GenUnfold: Rapidly Predict Protein Mechanical Unfolding Trajectory via a Physics-Guided Diffusion Model
Abstract
Many fundamental biological processes are governed by mechanical forces, with proteins acting as the key molecular mediators. Elucidating how protein unfolding responds to force is critical for understanding the mechano-pathologies, such as cardiomyopathy and muscular dystrophy.
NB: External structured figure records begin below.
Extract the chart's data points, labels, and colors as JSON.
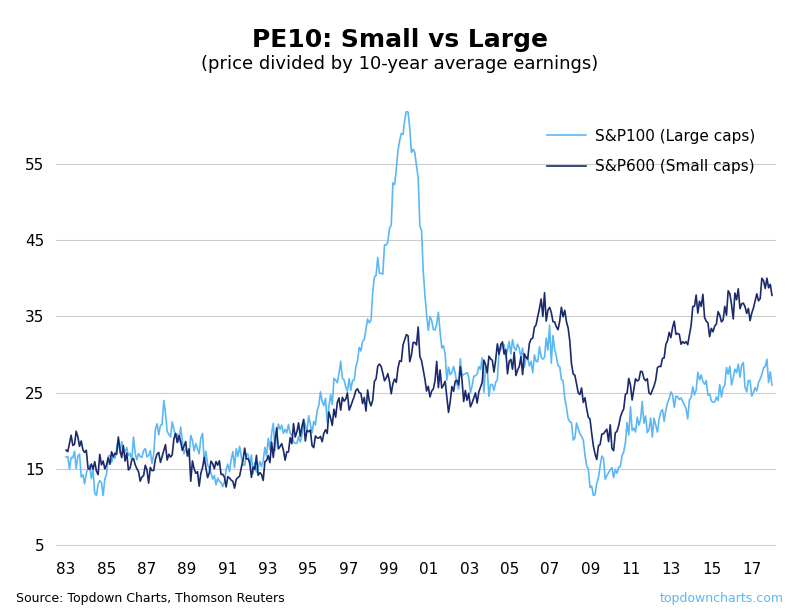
{
  "title": "PE10: Small vs Large",
  "subtitle": "(price divided by 10-year average earnings)",
  "source_left": "Source: Topdown Charts, Thomson Reuters",
  "source_right": "topdowncharts.com",
  "sp600_color": "#1a2a6c",
  "sp100_color": "#5bb8f5",
  "sp600_label": "S&P600 (Small caps)",
  "sp100_label": "S&P100 (Large caps)",
  "yticks": [
    5,
    15,
    25,
    35,
    45,
    55
  ],
  "xtick_labels": [
    "83",
    "85",
    "87",
    "89",
    "91",
    "93",
    "95",
    "97",
    "99",
    "01",
    "03",
    "05",
    "07",
    "09",
    "11",
    "13",
    "15",
    "17"
  ],
  "ylim": [
    4,
    62
  ],
  "background": "#ffffff",
  "title_fontsize": 18,
  "subtitle_fontsize": 13
}
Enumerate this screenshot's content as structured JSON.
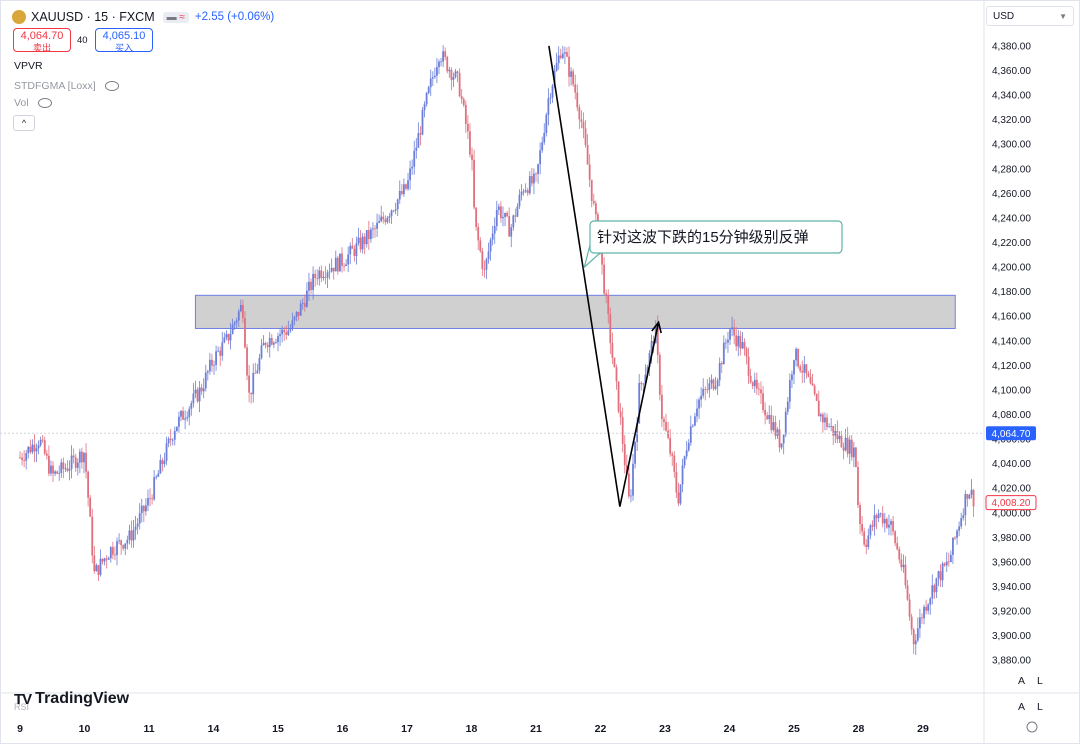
{
  "header": {
    "symbol": "XAUUSD · 15 · FXCM",
    "change": "+2.55 (+0.06%)",
    "pill": "≈"
  },
  "quote": {
    "sell_price": "4,064.70",
    "sell_label": "卖出",
    "spread": "40",
    "buy_price": "4,065.10",
    "buy_label": "买入"
  },
  "indicators": {
    "vpvr": "VPVR",
    "stdfgma": "STDFGMA [Loxx]",
    "vol": "Vol"
  },
  "currency": "USD",
  "axis_buttons": {
    "a": "A",
    "l": "L"
  },
  "watermark": "TradingView",
  "rsi_label": "RSI",
  "colors": {
    "up": "#6b7fd8",
    "down": "#e0707e",
    "zone_fill": "#c8c8c8",
    "zone_border": "#6f7fe6",
    "annotation_border": "#5fb3a8",
    "current_price": "#2962ff",
    "last_price": "#f23645"
  },
  "chart_data": {
    "type": "candlestick",
    "title": "XAUUSD · 15 · FXCM",
    "x_tick_labels": [
      "9",
      "10",
      "11",
      "14",
      "15",
      "16",
      "17",
      "18",
      "21",
      "22",
      "23",
      "24",
      "25",
      "28",
      "29"
    ],
    "y_ticks": [
      3880,
      3900,
      3920,
      3940,
      3960,
      3980,
      4000,
      4020,
      4040,
      4060,
      4080,
      4100,
      4120,
      4140,
      4160,
      4180,
      4200,
      4220,
      4240,
      4260,
      4280,
      4300,
      4320,
      4340,
      4360,
      4380
    ],
    "y_tick_labels": [
      "3,880.00",
      "3,900.00",
      "3,920.00",
      "3,940.00",
      "3,960.00",
      "3,980.00",
      "4,000.00",
      "4,020.00",
      "4,040.00",
      "4,060.00",
      "4,080.00",
      "4,100.00",
      "4,120.00",
      "4,140.00",
      "4,160.00",
      "4,180.00",
      "4,200.00",
      "4,220.00",
      "4,240.00",
      "4,260.00",
      "4,280.00",
      "4,300.00",
      "4,320.00",
      "4,340.00",
      "4,360.00",
      "4,380.00"
    ],
    "ylim": [
      3872,
      4395
    ],
    "session_count": 15,
    "price_path": [
      [
        0,
        4045
      ],
      [
        0.3,
        4060
      ],
      [
        0.5,
        4030
      ],
      [
        0.8,
        4040
      ],
      [
        1.0,
        4050
      ],
      [
        1.15,
        3950
      ],
      [
        1.4,
        3970
      ],
      [
        1.7,
        3980
      ],
      [
        2.0,
        4010
      ],
      [
        2.4,
        4070
      ],
      [
        2.8,
        4100
      ],
      [
        3.0,
        4125
      ],
      [
        3.2,
        4140
      ],
      [
        3.45,
        4170
      ],
      [
        3.55,
        4095
      ],
      [
        3.8,
        4140
      ],
      [
        4.2,
        4150
      ],
      [
        4.6,
        4195
      ],
      [
        5.0,
        4205
      ],
      [
        5.5,
        4230
      ],
      [
        6.0,
        4265
      ],
      [
        6.3,
        4335
      ],
      [
        6.5,
        4375
      ],
      [
        6.8,
        4350
      ],
      [
        7.0,
        4290
      ],
      [
        7.05,
        4235
      ],
      [
        7.2,
        4195
      ],
      [
        7.4,
        4250
      ],
      [
        7.6,
        4230
      ],
      [
        7.8,
        4265
      ],
      [
        8.0,
        4270
      ],
      [
        8.2,
        4340
      ],
      [
        8.4,
        4380
      ],
      [
        8.6,
        4345
      ],
      [
        8.7,
        4320
      ],
      [
        8.85,
        4265
      ],
      [
        9.0,
        4210
      ],
      [
        9.2,
        4120
      ],
      [
        9.3,
        4080
      ],
      [
        9.45,
        4005
      ],
      [
        9.6,
        4100
      ],
      [
        9.75,
        4125
      ],
      [
        9.85,
        4150
      ],
      [
        9.95,
        4080
      ],
      [
        10.1,
        4045
      ],
      [
        10.2,
        4010
      ],
      [
        10.35,
        4060
      ],
      [
        10.5,
        4090
      ],
      [
        10.8,
        4110
      ],
      [
        11.0,
        4150
      ],
      [
        11.2,
        4135
      ],
      [
        11.4,
        4100
      ],
      [
        11.6,
        4080
      ],
      [
        11.8,
        4055
      ],
      [
        12.0,
        4130
      ],
      [
        12.2,
        4110
      ],
      [
        12.4,
        4080
      ],
      [
        12.7,
        4060
      ],
      [
        12.95,
        4050
      ],
      [
        13.0,
        4000
      ],
      [
        13.1,
        3975
      ],
      [
        13.3,
        4000
      ],
      [
        13.5,
        3990
      ],
      [
        13.7,
        3950
      ],
      [
        13.85,
        3895
      ],
      [
        14.0,
        3920
      ],
      [
        14.2,
        3945
      ],
      [
        14.4,
        3960
      ],
      [
        14.6,
        4000
      ],
      [
        14.7,
        4020
      ],
      [
        14.8,
        4010
      ]
    ],
    "zone": {
      "low": 4150,
      "high": 4177,
      "label": ""
    },
    "drawn_lines": [
      {
        "points": [
          [
            8.2,
            4380
          ],
          [
            9.3,
            4005
          ],
          [
            9.9,
            4155
          ]
        ],
        "arrow_end": true
      }
    ],
    "annotation": {
      "text": "针对这波下跌的15分钟级别反弹",
      "anchor_x": 8.75,
      "anchor_y": 4200
    },
    "current_price": "4,064.70",
    "current_price_value": 4064.7,
    "last_price": "4,008.20",
    "last_price_value": 4008.2
  }
}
While the unfolding trajectories measured by Single-Molecule Force Spectroscopy (SMFS) map the instantaneous force response against molecular extension, its broader application is limited by time-consuming data collection and high operational costs. Here, we present the first scalable generative diffusion framework for full unfolding trajectory prediction, which integrates protein encoders for multi-scale conditioning. Beyond establishing the field's first systematic benchmark using existing models, we propose GenUnfold, a novel physics-guided diffusion model that combines global coevolutionary context with a local mechanical representation of the protein. The representation is derived from a novel physics-biased attention mechanism, which steers the generative diffusion process by modeling dynamic residue dependencies as a function of both structural topology and interaction stiffness. The benchmark for this task is built upon the biomolecule stretching database and several representative baseline models. Empirical results demonstrate that GenUnfold achieves state-of-the-art performance, reducing distributional error (FID) by 30\% and 54\% compared to pretrained Evolutionary Scale Model (ESM)-2 and standard transformer, respectively. Beyond statistical curve similarity, GenUnfold demonstrates superior physical consistency; in downstream mechanical property prediction, it reduces prediction errors for unfolding force and energy distributions by 6\% and 36\% over the ESM-2 baseline. These results indicate that while existing generative AI approaches can alleviate the need for predicting representative force curves, GenUnfold further improves performance by leveraging the synergy between protein structure and evolutionary information. By enabling proteome-wide screening to identify mechanical candidates before costly physical validation, our approach is promising to accelerate the discovery of force-targeted therapeutics.